Using the music of Dutch composer, Simeon ten Holt’s "Canto Ostinato," Baker describes him as a minimalist with a twist.

“Holt is in the genre of Philip Glass, but there is a melody in his music, a really beautiful composer,” she says. “He did something really amazing. At about 15 minutes into the music, you’re in the groove of it and…..he just stops. I thought ‘What is that, what is that?’ It really takes you somewhere into space and time. It’s like, that’s where I should be.”

Baker allows the movement and the music to take her where she needs to go with the choreography. It is not a set science, nor artistically preconceived.

Using three dancers, Meredith Barton, Isaiah Gonzalez, and Amy Trieger, the dancers understand what the piece is about, as Baker does, through the movement itself and through the discovery of the piece as it develops.

The open rehearsal gave me a glimpse of “Cloud9.” While the piece had yet to be completed, there was already an emotional, almost, cerebral quality to it.

Photographer:

"Cloud9" sculpture dresses (Photo by Brigid Baker)

The dancers enter the space as if they’ve been traveling. Then they take off a layer of clothing as if coming to incarnation.

As the music begins, there is an energy to the dancers, even as they stand completely still. The three are absolutely present and in the moment. That energy continues as they start to move. Whether the dancers are sitting, moving or off the stage, their presence is felt. It made the studio rehearsal just as thrilling as a performance.

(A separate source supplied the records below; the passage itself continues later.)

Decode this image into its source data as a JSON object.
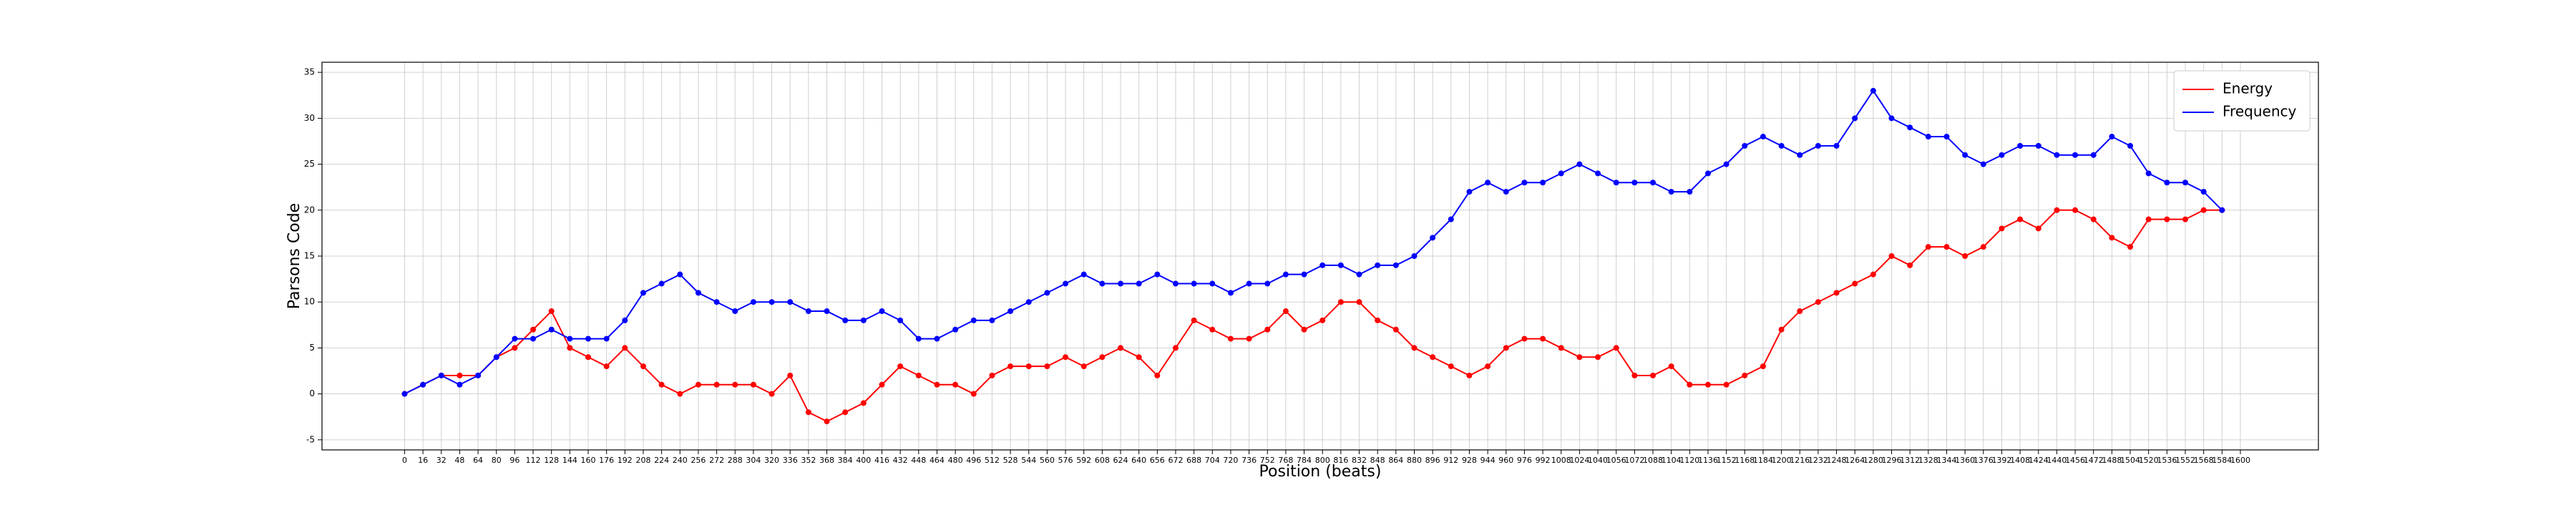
{
  "chart_data": {
    "type": "line",
    "xlabel": "Position (beats)",
    "ylabel": "Parsons Code",
    "x": [
      0,
      16,
      32,
      48,
      64,
      80,
      96,
      112,
      128,
      144,
      160,
      176,
      192,
      208,
      224,
      240,
      256,
      272,
      288,
      304,
      320,
      336,
      352,
      368,
      384,
      400,
      416,
      432,
      448,
      464,
      480,
      496,
      512,
      528,
      544,
      560,
      576,
      592,
      608,
      624,
      640,
      656,
      672,
      688,
      704,
      720,
      736,
      752,
      768,
      784,
      800,
      816,
      832,
      848,
      864,
      880,
      896,
      912,
      928,
      944,
      960,
      976,
      992,
      1008,
      1024,
      1040,
      1056,
      1072,
      1088,
      1104,
      1120,
      1136,
      1152,
      1168,
      1184,
      1200,
      1216,
      1232,
      1248,
      1264,
      1280,
      1296,
      1312,
      1328,
      1344,
      1360,
      1376,
      1392,
      1408,
      1424,
      1440,
      1456,
      1472,
      1488,
      1504,
      1520,
      1536,
      1552,
      1568,
      1584
    ],
    "series": [
      {
        "name": "Energy",
        "color": "#ff0000",
        "values": [
          0,
          1,
          2,
          2,
          2,
          4,
          5,
          7,
          9,
          5,
          4,
          3,
          5,
          3,
          1,
          0,
          1,
          1,
          1,
          1,
          0,
          2,
          -2,
          -3,
          -2,
          -1,
          1,
          3,
          2,
          1,
          1,
          0,
          2,
          3,
          3,
          3,
          4,
          3,
          4,
          5,
          4,
          2,
          5,
          8,
          7,
          6,
          6,
          7,
          9,
          7,
          8,
          10,
          10,
          8,
          7,
          5,
          4,
          3,
          2,
          3,
          5,
          6,
          6,
          5,
          4,
          4,
          5,
          2,
          2,
          3,
          1,
          1,
          1,
          2,
          3,
          7,
          9,
          10,
          11,
          12,
          13,
          15,
          14,
          16,
          16,
          15,
          16,
          18,
          19,
          18,
          20,
          20,
          19,
          17,
          16,
          19,
          19,
          19,
          20,
          20
        ]
      },
      {
        "name": "Frequency",
        "color": "#0000ff",
        "values": [
          0,
          1,
          2,
          1,
          2,
          4,
          6,
          6,
          7,
          6,
          6,
          6,
          8,
          11,
          12,
          13,
          11,
          10,
          9,
          10,
          10,
          10,
          9,
          9,
          8,
          8,
          9,
          8,
          6,
          6,
          7,
          8,
          8,
          9,
          10,
          11,
          12,
          13,
          12,
          12,
          12,
          13,
          12,
          12,
          12,
          11,
          12,
          12,
          13,
          13,
          14,
          14,
          13,
          14,
          14,
          15,
          17,
          19,
          22,
          23,
          22,
          23,
          23,
          24,
          25,
          24,
          23,
          23,
          23,
          22,
          22,
          24,
          25,
          27,
          28,
          27,
          26,
          27,
          27,
          30,
          33,
          30,
          29,
          28,
          28,
          26,
          25,
          26,
          27,
          27,
          26,
          26,
          26,
          28,
          27,
          24,
          23,
          23,
          22,
          20
        ]
      }
    ],
    "xlim": [
      -72,
      1668
    ],
    "ylim": [
      -6.1,
      36.1
    ],
    "xticks": [
      0,
      16,
      32,
      48,
      64,
      80,
      96,
      112,
      128,
      144,
      160,
      176,
      192,
      208,
      224,
      240,
      256,
      272,
      288,
      304,
      320,
      336,
      352,
      368,
      384,
      400,
      416,
      432,
      448,
      464,
      480,
      496,
      512,
      528,
      544,
      560,
      576,
      592,
      608,
      624,
      640,
      656,
      672,
      688,
      704,
      720,
      736,
      752,
      768,
      784,
      800,
      816,
      832,
      848,
      864,
      880,
      896,
      912,
      928,
      944,
      960,
      976,
      992,
      1008,
      1024,
      1040,
      1056,
      1072,
      1088,
      1104,
      1120,
      1136,
      1152,
      1168,
      1184,
      1200,
      1216,
      1232,
      1248,
      1264,
      1280,
      1296,
      1312,
      1328,
      1344,
      1360,
      1376,
      1392,
      1408,
      1424,
      1440,
      1456,
      1472,
      1488,
      1504,
      1520,
      1536,
      1552,
      1568,
      1584,
      1600
    ],
    "yticks": [
      -5,
      0,
      5,
      10,
      15,
      20,
      25,
      30,
      35
    ],
    "grid": true,
    "legend": "upper right"
  }
}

“It has to do with using your mind, body, spirit, this other higher level on earth. They (the dancers) get denser and denser as the piece progresses. And then the music just stops. It just stops.”

“We put a lot of labor into the piece and because of that, it gives back to you. Life becomes this adventure when you’re fully engaged,” she mused.

“I’m fortunate to work with these dancers. We’ve worked together often,” says Baker. “We do have a class prior to rehearsal. Each season, we do different studies. I do a bootcamp. Sometimes we do breath work or a ballet class. I give them everything I know that a dancer should have. Anything I’ve ever had, they have.”

At the end of the work, there is narration from Irish playwright, Marina Carr.

Carr talks about what it’s like to feel and what it means to be feeling. She says ‘looking for you, looking for you.’ Baker gets very emotional as she speaks.

What brings us into this world in the first place? Do we see it before we’re here?

“So there could be this loving magnificence and simplicity in life. Almost divine. It’s about deciding.”

Baker concludes with, “We need each other now more than ever.”

“Cloud9” by brigid baker wholeproject at 8 p.m. Thursday, Nov. 16, Friday, Nov. 17, Saturday, Nov. 18 and Sunday, Nov. 19 at Miami Dade County Auditorium On.Stage Black Box Theatre, 2901 West Flagler St., Miami. Tickets, $25. Information, 305-547-5414 or ticketmaster.com.